In a few weeks’ time, the United Nations special tribunal that has spent the past five years investigating the assassination of former Lebanese prime minister Rafik Hariri is due to publish its findings. Mr Hariri, a self-made Sunni Muslim billionaire who was financing Lebanon’s post-civil war reconstruction, was killed by a car bomb as he drove through Beirut in 2005.

Lebanese security officials immediately suspected Hizbollah because Mr Hariri was demanding that the party disband its militia and arrange for its thousands of fighters to join up with Lebanon’s conventional armed forces. The bombing also bore all the hallmarks of Imad Mugniyeh, who masterminded the 1980s Beirut lorry bombings and who was himself killed by a car bomb in Damascus in 2008.

Details of the UN tribunal’s findings leaked to the Beirut press suggest that, apart from Mugniyeh, the investigators have uncovered evidence that links as many as 50 senior Hizbollah officials to the assassination.

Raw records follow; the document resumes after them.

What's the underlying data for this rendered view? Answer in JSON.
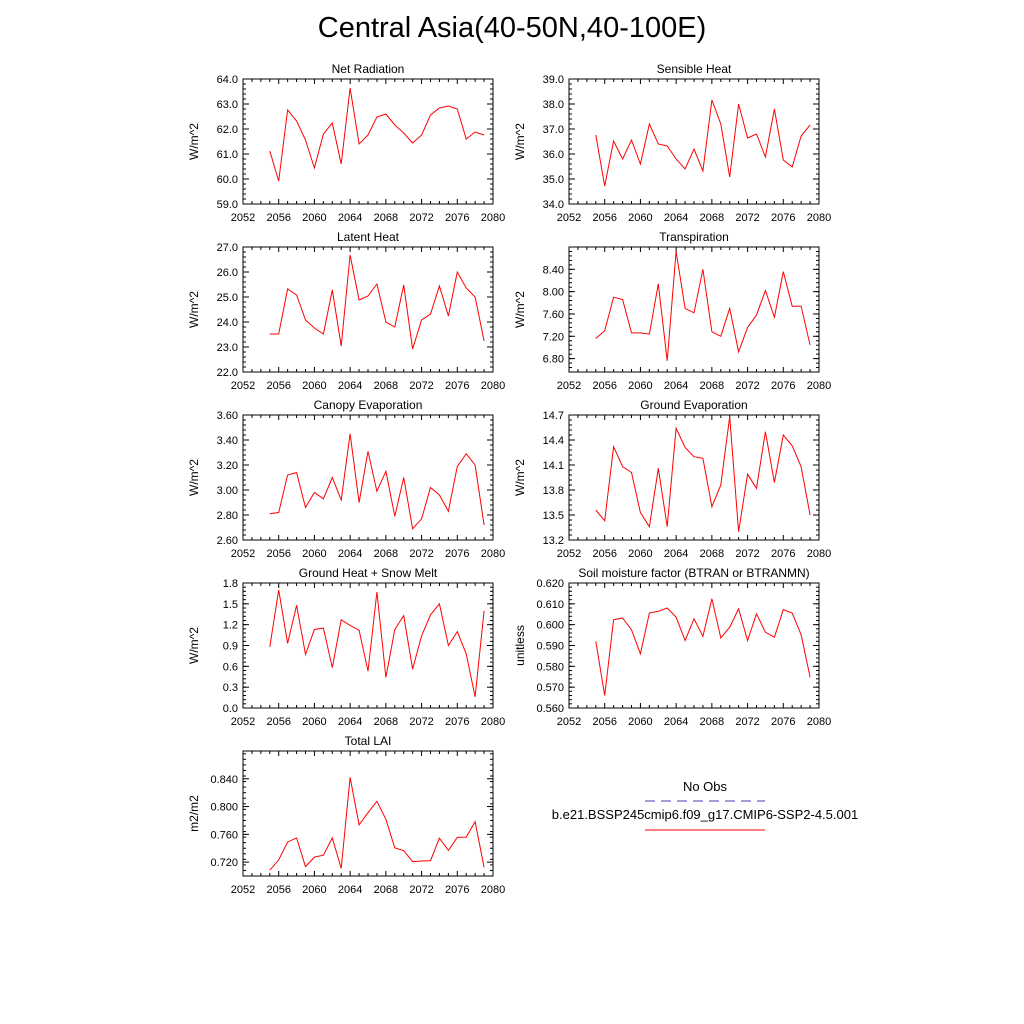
{
  "title": "Central Asia(40-50N,40-100E)",
  "line_color": "#ff0000",
  "obs_color": "#3c3cb4",
  "legend": {
    "obs_label": "No Obs",
    "case_label": "b.e21.BSSP245cmip6.f09_g17.CMIP6-SSP2-4.5.001"
  },
  "chart_data": [
    {
      "type": "line",
      "title": "Net Radiation",
      "ylabel": "W/m^2",
      "xlim": [
        2052,
        2080
      ],
      "ylim": [
        59.0,
        64.0
      ],
      "xticks": [
        "2052",
        "2056",
        "2060",
        "2064",
        "2068",
        "2072",
        "2076",
        "2080"
      ],
      "yticks": [
        "59.0",
        "60.0",
        "61.0",
        "62.0",
        "63.0",
        "64.0"
      ],
      "series": [
        {
          "x": [
            2055,
            2056,
            2057,
            2058,
            2059,
            2060,
            2061,
            2062,
            2063,
            2064,
            2065,
            2066,
            2067,
            2068,
            2069,
            2070,
            2071,
            2072,
            2073,
            2074,
            2075,
            2076,
            2077,
            2078,
            2079
          ],
          "values": [
            61.12,
            59.92,
            62.76,
            62.32,
            61.56,
            60.44,
            61.8,
            62.24,
            60.6,
            63.64,
            61.4,
            61.76,
            62.48,
            62.6,
            62.16,
            61.84,
            61.44,
            61.76,
            62.56,
            62.84,
            62.92,
            62.8,
            61.6,
            61.88,
            61.76
          ]
        }
      ]
    },
    {
      "type": "line",
      "title": "Sensible Heat",
      "ylabel": "W/m^2",
      "xlim": [
        2052,
        2080
      ],
      "ylim": [
        34.0,
        39.0
      ],
      "xticks": [
        "2052",
        "2056",
        "2060",
        "2064",
        "2068",
        "2072",
        "2076",
        "2080"
      ],
      "yticks": [
        "34.0",
        "35.0",
        "36.0",
        "37.0",
        "38.0",
        "39.0"
      ],
      "series": [
        {
          "x": [
            2055,
            2056,
            2057,
            2058,
            2059,
            2060,
            2061,
            2062,
            2063,
            2064,
            2065,
            2066,
            2067,
            2068,
            2069,
            2070,
            2071,
            2072,
            2073,
            2074,
            2075,
            2076,
            2077,
            2078,
            2079
          ],
          "values": [
            36.76,
            34.72,
            36.52,
            35.8,
            36.56,
            35.6,
            37.2,
            36.4,
            36.32,
            35.8,
            35.4,
            36.2,
            35.32,
            38.16,
            37.2,
            35.08,
            38.0,
            36.64,
            36.8,
            35.88,
            37.8,
            35.76,
            35.48,
            36.72,
            37.16
          ]
        }
      ]
    },
    {
      "type": "line",
      "title": "Latent Heat",
      "ylabel": "W/m^2",
      "xlim": [
        2052,
        2080
      ],
      "ylim": [
        22.0,
        27.0
      ],
      "xticks": [
        "2052",
        "2056",
        "2060",
        "2064",
        "2068",
        "2072",
        "2076",
        "2080"
      ],
      "yticks": [
        "22.0",
        "23.0",
        "24.0",
        "25.0",
        "26.0",
        "27.0"
      ],
      "series": [
        {
          "x": [
            2055,
            2056,
            2057,
            2058,
            2059,
            2060,
            2061,
            2062,
            2063,
            2064,
            2065,
            2066,
            2067,
            2068,
            2069,
            2070,
            2071,
            2072,
            2073,
            2074,
            2075,
            2076,
            2077,
            2078,
            2079
          ],
          "values": [
            23.52,
            23.52,
            25.32,
            25.08,
            24.08,
            23.76,
            23.52,
            25.28,
            23.04,
            26.68,
            24.88,
            25.04,
            25.52,
            24.0,
            23.8,
            25.48,
            22.92,
            24.08,
            24.32,
            25.44,
            24.24,
            26.0,
            25.36,
            25.0,
            23.24
          ]
        }
      ]
    },
    {
      "type": "line",
      "title": "Transpiration",
      "ylabel": "W/m^2",
      "xlim": [
        2052,
        2080
      ],
      "ylim": [
        6.56,
        8.8
      ],
      "xticks": [
        "2052",
        "2056",
        "2060",
        "2064",
        "2068",
        "2072",
        "2076",
        "2080"
      ],
      "yticks": [
        "6.80",
        "7.20",
        "7.60",
        "8.00",
        "8.40"
      ],
      "yticks_at": [
        6.8,
        7.2,
        7.6,
        8.0,
        8.4
      ],
      "series": [
        {
          "x": [
            2055,
            2056,
            2057,
            2058,
            2059,
            2060,
            2061,
            2062,
            2063,
            2064,
            2065,
            2066,
            2067,
            2068,
            2069,
            2070,
            2071,
            2072,
            2073,
            2074,
            2075,
            2076,
            2077,
            2078,
            2079
          ],
          "values": [
            7.16,
            7.3,
            7.9,
            7.86,
            7.26,
            7.26,
            7.24,
            8.14,
            6.76,
            8.72,
            7.7,
            7.62,
            8.4,
            7.28,
            7.2,
            7.7,
            6.92,
            7.36,
            7.58,
            8.02,
            7.54,
            8.36,
            7.74,
            7.74,
            7.04
          ]
        }
      ]
    },
    {
      "type": "line",
      "title": "Canopy Evaporation",
      "ylabel": "W/m^2",
      "xlim": [
        2052,
        2080
      ],
      "ylim": [
        2.6,
        3.6
      ],
      "xticks": [
        "2052",
        "2056",
        "2060",
        "2064",
        "2068",
        "2072",
        "2076",
        "2080"
      ],
      "yticks": [
        "2.60",
        "2.80",
        "3.00",
        "3.20",
        "3.40",
        "3.60"
      ],
      "series": [
        {
          "x": [
            2055,
            2056,
            2057,
            2058,
            2059,
            2060,
            2061,
            2062,
            2063,
            2064,
            2065,
            2066,
            2067,
            2068,
            2069,
            2070,
            2071,
            2072,
            2073,
            2074,
            2075,
            2076,
            2077,
            2078,
            2079
          ],
          "values": [
            2.81,
            2.82,
            3.12,
            3.14,
            2.86,
            2.98,
            2.93,
            3.1,
            2.92,
            3.45,
            2.9,
            3.31,
            2.99,
            3.15,
            2.79,
            3.1,
            2.69,
            2.77,
            3.02,
            2.96,
            2.83,
            3.19,
            3.29,
            3.2,
            2.72
          ]
        }
      ]
    },
    {
      "type": "line",
      "title": "Ground Evaporation",
      "ylabel": "W/m^2",
      "xlim": [
        2052,
        2080
      ],
      "ylim": [
        13.2,
        14.7
      ],
      "xticks": [
        "2052",
        "2056",
        "2060",
        "2064",
        "2068",
        "2072",
        "2076",
        "2080"
      ],
      "yticks": [
        "13.2",
        "13.5",
        "13.8",
        "14.1",
        "14.4",
        "14.7"
      ],
      "series": [
        {
          "x": [
            2055,
            2056,
            2057,
            2058,
            2059,
            2060,
            2061,
            2062,
            2063,
            2064,
            2065,
            2066,
            2067,
            2068,
            2069,
            2070,
            2071,
            2072,
            2073,
            2074,
            2075,
            2076,
            2077,
            2078,
            2079
          ],
          "values": [
            13.56,
            13.43,
            14.32,
            14.08,
            14.01,
            13.53,
            13.36,
            14.06,
            13.36,
            14.54,
            14.31,
            14.2,
            14.18,
            13.6,
            13.86,
            14.68,
            13.3,
            13.99,
            13.82,
            14.5,
            13.89,
            14.46,
            14.33,
            14.08,
            13.5
          ]
        }
      ]
    },
    {
      "type": "line",
      "title": "Ground Heat + Snow Melt",
      "ylabel": "W/m^2",
      "xlim": [
        2052,
        2080
      ],
      "ylim": [
        0.0,
        1.8
      ],
      "xticks": [
        "2052",
        "2056",
        "2060",
        "2064",
        "2068",
        "2072",
        "2076",
        "2080"
      ],
      "yticks": [
        "0.0",
        "0.3",
        "0.6",
        "0.9",
        "1.2",
        "1.5",
        "1.8"
      ],
      "series": [
        {
          "x": [
            2055,
            2056,
            2057,
            2058,
            2059,
            2060,
            2061,
            2062,
            2063,
            2064,
            2065,
            2066,
            2067,
            2068,
            2069,
            2070,
            2071,
            2072,
            2073,
            2074,
            2075,
            2076,
            2077,
            2078,
            2079
          ],
          "values": [
            0.88,
            1.7,
            0.93,
            1.48,
            0.77,
            1.13,
            1.15,
            0.58,
            1.27,
            1.19,
            1.12,
            0.53,
            1.67,
            0.44,
            1.13,
            1.33,
            0.56,
            1.04,
            1.34,
            1.5,
            0.9,
            1.1,
            0.78,
            0.16,
            1.4
          ]
        }
      ]
    },
    {
      "type": "line",
      "title": "Soil moisture factor (BTRAN or BTRANMN)",
      "ylabel": "unitless",
      "xlim": [
        2052,
        2080
      ],
      "ylim": [
        0.56,
        0.62
      ],
      "xticks": [
        "2052",
        "2056",
        "2060",
        "2064",
        "2068",
        "2072",
        "2076",
        "2080"
      ],
      "yticks": [
        "0.560",
        "0.570",
        "0.580",
        "0.590",
        "0.600",
        "0.610",
        "0.620"
      ],
      "series": [
        {
          "x": [
            2055,
            2056,
            2057,
            2058,
            2059,
            2060,
            2061,
            2062,
            2063,
            2064,
            2065,
            2066,
            2067,
            2068,
            2069,
            2070,
            2071,
            2072,
            2073,
            2074,
            2075,
            2076,
            2077,
            2078,
            2079
          ],
          "values": [
            0.592,
            0.566,
            0.6024,
            0.6032,
            0.5976,
            0.586,
            0.6056,
            0.6064,
            0.608,
            0.6036,
            0.5924,
            0.6028,
            0.5944,
            0.6124,
            0.5936,
            0.5988,
            0.6076,
            0.5924,
            0.6052,
            0.5964,
            0.594,
            0.6072,
            0.6056,
            0.5952,
            0.5748
          ]
        }
      ]
    },
    {
      "type": "line",
      "title": "Total LAI",
      "ylabel": "m2/m2",
      "xlim": [
        2052,
        2080
      ],
      "ylim": [
        0.7,
        0.88
      ],
      "xticks": [
        "2052",
        "2056",
        "2060",
        "2064",
        "2068",
        "2072",
        "2076",
        "2080"
      ],
      "yticks": [
        "0.720",
        "0.760",
        "0.800",
        "0.840"
      ],
      "yticks_at": [
        0.72,
        0.76,
        0.8,
        0.84
      ],
      "series": [
        {
          "x": [
            2055,
            2056,
            2057,
            2058,
            2059,
            2060,
            2061,
            2062,
            2063,
            2064,
            2065,
            2066,
            2067,
            2068,
            2069,
            2070,
            2071,
            2072,
            2073,
            2074,
            2075,
            2076,
            2077,
            2078,
            2079
          ],
          "values": [
            0.7084,
            0.7232,
            0.7488,
            0.7548,
            0.7136,
            0.7272,
            0.73,
            0.7548,
            0.7108,
            0.842,
            0.7736,
            0.7912,
            0.8076,
            0.7816,
            0.7404,
            0.7364,
            0.7208,
            0.7216,
            0.722,
            0.7544,
            0.7368,
            0.7556,
            0.756,
            0.7784,
            0.7124
          ]
        }
      ]
    }
  ]
}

This includes intercepts of mobile phone calls made between Hizbollah officials in the days leading up to Mr Hariri’s murder.

In an attempt to distance the organisation from the report’s conclusions, Shiekh Hassan Nasrallah, the Hizbollah leader who lives in permanent hiding for fear of assassination by Israel, issued a video statement in the summer claiming that those involved with Hariri’s assassination were “undisciplined members which the group has no relations with”.

Diplomatic sources in Beirut tell me that, to avoid a confrontation between Hizbollah and the Lebanese government, Saad Hariri, the current prime minister and son of the murdered politician, has offered Nasrallah a deal whereby the assassination is blamed entirely on Mugniyeh, who is no longer in a position to face criminal prosecution. But Nasrallah, who regards Mugniyeh as a “martyr” to Hizbollah’s cause, has refused, and is trying to pressure Mr Hariri to reject the findings of the UN investigation.

This is a hard ask for a man who saw his father blown to pieces by a car bomb. It is also a totally unacceptable proposition for the millions of Christian and Sunni Muslim Lebanese who oppose Hizbollah’s attempts to impose its uncompromising Islamic ideology on their lives.

By parading through Shia-dominated southern Lebanon yesterday, Mr Ahmadinejad was not only demonstrating his loyalty to Tehran’s favourite Islamic militia. He was also sending an uncompromising message to Mr Hariri’s government to drop the charges against Hizbollah, or face the consequences.